Oprogramowanie antywirusowe zwykle wykorzystuje dwie różne techniki, aby to osiągnąć:
Podejście do słownika wirusów W podejściu do słownika wirusów, gdy oprogramowanie antywirusowe sprawdza plik, odnosi się do słownika znanych wirusów, które zostały zidentyfikowane przez autora oprogramowania antywirusowego. Jeśli fragment kodu w pliku pasuje do dowolnego wirusa zidentyfikowanego w słowniku, wówczas oprogramowanie antywirusowe może albo usunąć plik, poddać go kwarantannie, aby plik był niedostępny dla innych programów i wirus nie mógł się rozprzestrzeniać, lub podjąć próbę naprawić plik, usuwając samego wirusa z pliku.
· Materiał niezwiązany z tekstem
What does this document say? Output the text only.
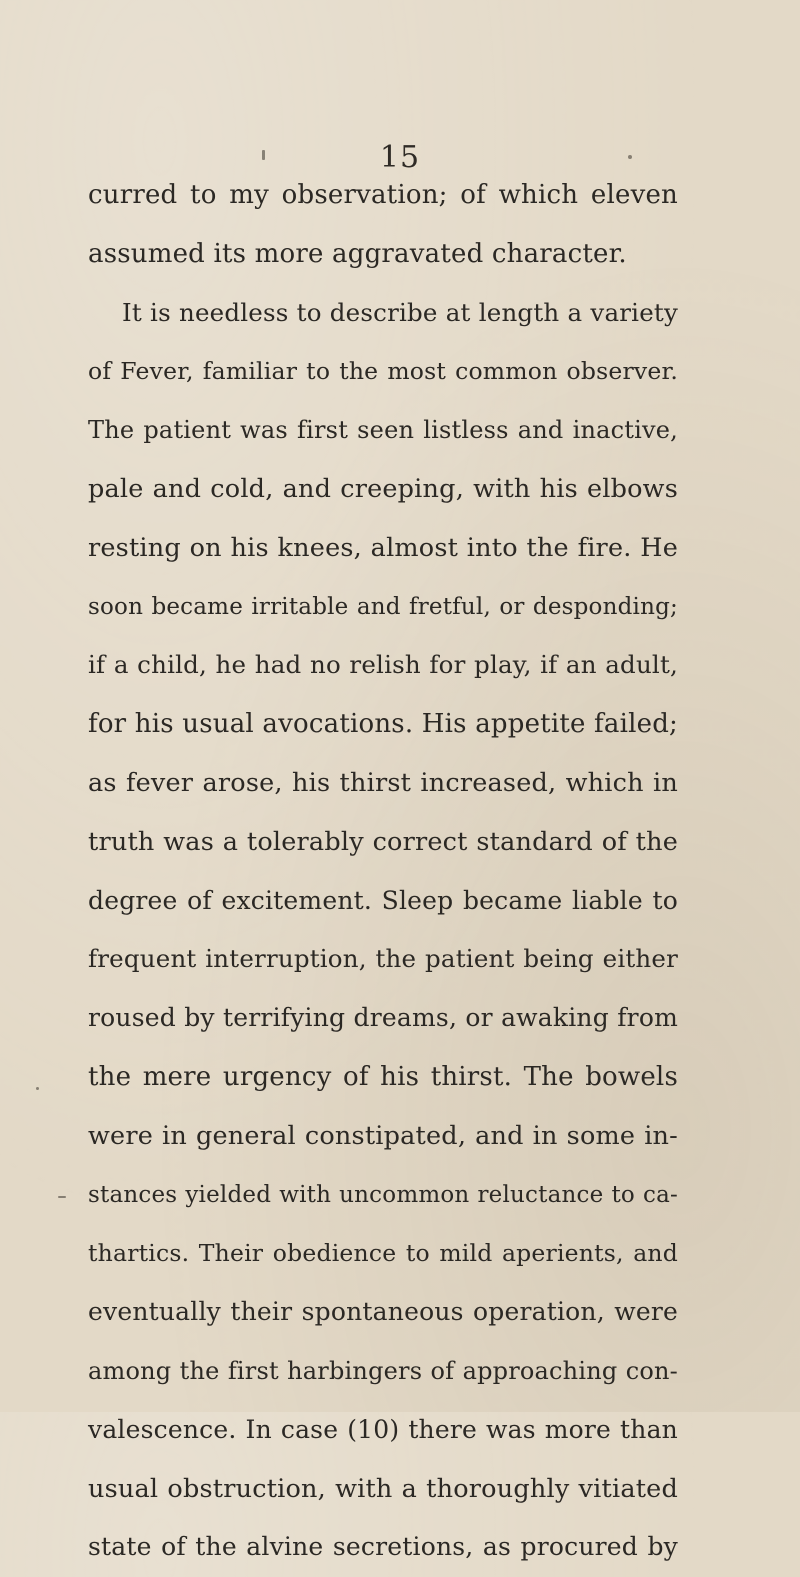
15
curred to my observation; of which eleven
assumed its more aggravated character.
It is needless to describe at length a variety
of Fever, familiar to the most common observer.
The patient was first seen listless and inactive,
pale and cold, and creeping, with his elbows
resting on his knees, almost into the fire. He
soon became irritable and fretful, or desponding;
if a child, he had no relish for play, if an adult,
for his usual avocations. His appetite failed;
as fever arose, his thirst increased, which in
truth was a tolerably correct standard of the
degree of excitement. Sleep became liable to
frequent interruption, the patient being either
roused by terrifying dreams, or awaking from
the mere urgency of his thirst. The bowels
were in general constipated, and in some in-
stances yielded with uncommon reluctance to ca-
thartics. Their obedience to mild aperients, and
eventually their spontaneous operation, were
among the first harbingers of approaching con-
valescence. In case (10) there was more than
usual obstruction, with a thoroughly vitiated
state of the alvine secretions, as procured by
Aby odnieść sukces w perspektywie średnio- i długoterminowej, podejście do słownika wirusów wymaga okresowego pobierania online zaktualizowanych wpisów słownika wirusów. Ponieważ nowe wirusy są identyfikowane „na wolności”, nastawieni na społeczeństwo i technicznie skłonni użytkownicy mogą wysyłać swoje zainfekowane pliki do autorów oprogramowania antywirusowego, którzy następnie umieszczają informacje o nowych wirusach w swoich słownikach.
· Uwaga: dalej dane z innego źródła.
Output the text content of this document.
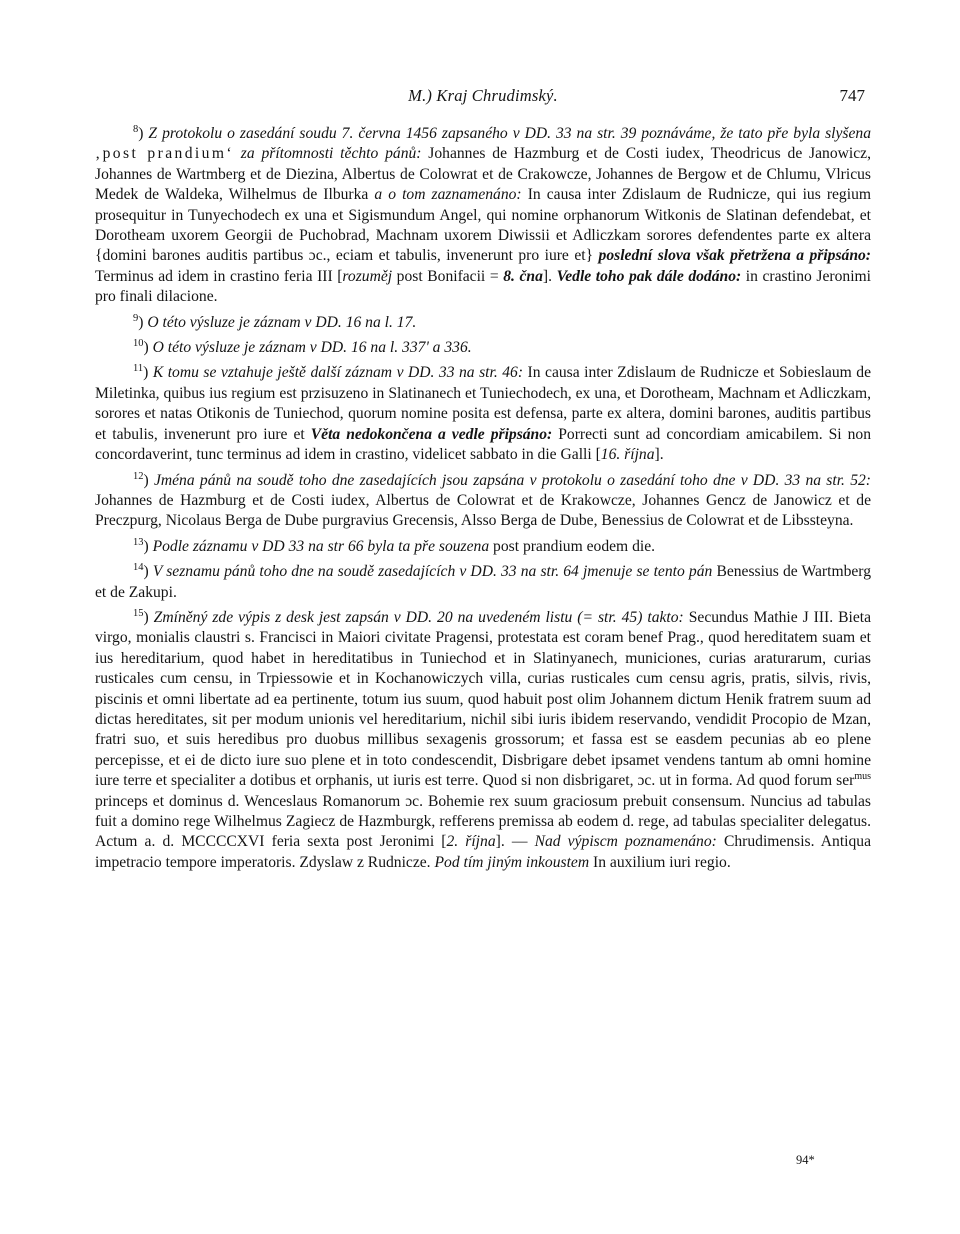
M.) Kraj Chrudimský.	747

$^8$) Z protokolu o zasedání soudu 7. června 1456 zapsaného v DD. 33 na str. 39 poznáváme, že tato pře byla slyšena ‚post prandium‘ za přítomnosti těchto pánů: Johannes de Hazmburg et de Costi iudex, Theodricus de Janowicz, Johannes de Wartmberg et de Diezina, Albertus de Colowrat et de Crakowcze, Johannes de Bergow et de Chlumu, Vlricus Medek de Waldeka, Wilhelmus de Ilburka a o tom zaznamenáno: In causa inter Zdislaum de Rudnicze, qui ius regium prosequitur in Tunyechodech ex una et Sigismundum Angel, qui nomine orphanorum Witkonis de Slatinan defendebat, et Dorotheam uxorem Georgii de Puchobrad, Machnam uxorem Diwissii et Adliczkam sorores defendentes parte ex altera {domini barones auditis partibus ɔc., eciam et tabulis, invenerunt pro iure et} poslední slova však přetržena a připsáno: Terminus ad idem in crastino feria III [rozuměj post Bonifacii = 8. čna]. Vedle toho pak dále dodáno: in crastino Jeronimi pro finali dilacione.

$^9$) O této výsluze je záznam v DD. 16 na l. 17.

$^{10}$) O této výsluze je záznam v DD. 16 na l. 337' a 336.

$^{11}$) K tomu se vztahuje ještě další záznam v DD. 33 na str. 46: In causa inter Zdislaum de Rudnicze et Sobieslaum de Miletinka, quibus ius regium est przisuzeno in Slatinanech et Tuniechodech, ex una, et Dorotheam, Machnam et Adliczkam, sorores et natas Otikonis de Tuniechod, quorum nomine posita est defensa, parte ex altera, domini barones, auditis partibus et tabulis, invenerunt pro iure et Věta nedokončena a vedle připsáno: Porrecti sunt ad concordiam amicabilem. Si non concordaverint, tunc terminus ad idem in crastino, videlicet sabbato in die Galli [16. října].

$^{12}$) Jména pánů na soudě toho dne zasedajících jsou zapsána v protokolu o zasedání toho dne v DD. 33 na str. 52: Johannes de Hazmburg et de Costi iudex, Albertus de Colowrat et de Krakowcze, Johannes Gencz de Janowicz et de Preczpurg, Nicolaus Berga de Dube purgravius Grecensis, Alsso Berga de Dube, Benessius de Colowrat et de Libssteyna.

$^{13}$) Podle záznamu v DD 33 na str 66 byla ta pře souzena post prandium eodem die.

$^{14}$) V seznamu pánů toho dne na soudě zasedajících v DD. 33 na str. 64 jmenuje se tento pán Benessius de Wartmberg et de Zakupi.

$^{15}$) Zmíněný zde výpis z desk jest zapsán v DD. 20 na uvedeném listu (= str. 45) takto: Secundus Mathie J III. Bieta virgo, monialis claustri s. Francisci in Maiori civitate Pragensi, protestata est coram benef Prag., quod hereditatem suam et ius hereditarium, quod habet in hereditatibus in Tuniechod et in Slatinyanech, municiones, curias araturarum, curias rusticales cum censu, in Trpiessowie et in Kochanowiczych villa, curias rusticales cum censu agris, pratis, silvis, rivis, piscinis et omni libertate ad ea pertinente, totum ius suum, quod habuit post olim Johannem dictum Henik fratrem suum ad dictas hereditates, sit per modum unionis vel hereditarium, nichil sibi iuris ibidem reservando, vendidit Procopio de Mzan, fratri suo, et suis heredibus pro duobus millibus sexagenis grossorum; et fassa est se easdem pecunias ab eo plene percepisse, et ei de dicto iure suo plene et in toto condescendit, Disbrigare debet ipsamet vendens tantum ab omni homine iure terre et specialiter a dotibus et orphanis, ut iuris est terre. Quod si non disbrigaret, ɔc. ut in forma. Ad quod forum ser$^{mus}$ princeps et dominus d. Wenceslaus Romanorum ɔc. Bohemie rex suum graciosum prebuit consensum. Nuncius ad tabulas fuit a domino rege Wilhelmus Zagiecz de Hazmburgk, refferens premissa ab eodem d. rege, ad tabulas specialiter delegatus. Actum a. d. MCCCCXVI feria sexta post Jeronimi [2. října]. — Nad výpiscm poznamenáno: Chrudimensis. Antiqua impetracio tempore imperatoris. Zdyslaw z Rudnicze. Pod tím jiným inkoustem In auxilium iuri regio.

94*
Słownikowe oprogramowanie antywirusowe zwykle sprawdza pliki, gdy system operacyjny komputera je tworzy, otwiera i zamyka; i kiedy pliki są wysyłane pocztą elektroniczną. W ten sposób znany wirus może zostać wykryty natychmiast po otrzymaniu. Oprogramowanie można zazwyczaj zaplanować tak, aby regularnie sprawdzało wszystkie pliki na dysku twardym użytkownika.
Chociaż podejście słownikowe jest uważane za skuteczne, autorzy wirusów starali się wyprzedzać takie oprogramowanie, pisząc „wirusy polimorficzne”, które szyfrują swoje części lub w inny sposób modyfikują się jako metoda maskowania, aby nie pasować do sygnatury wirusa w słowniku.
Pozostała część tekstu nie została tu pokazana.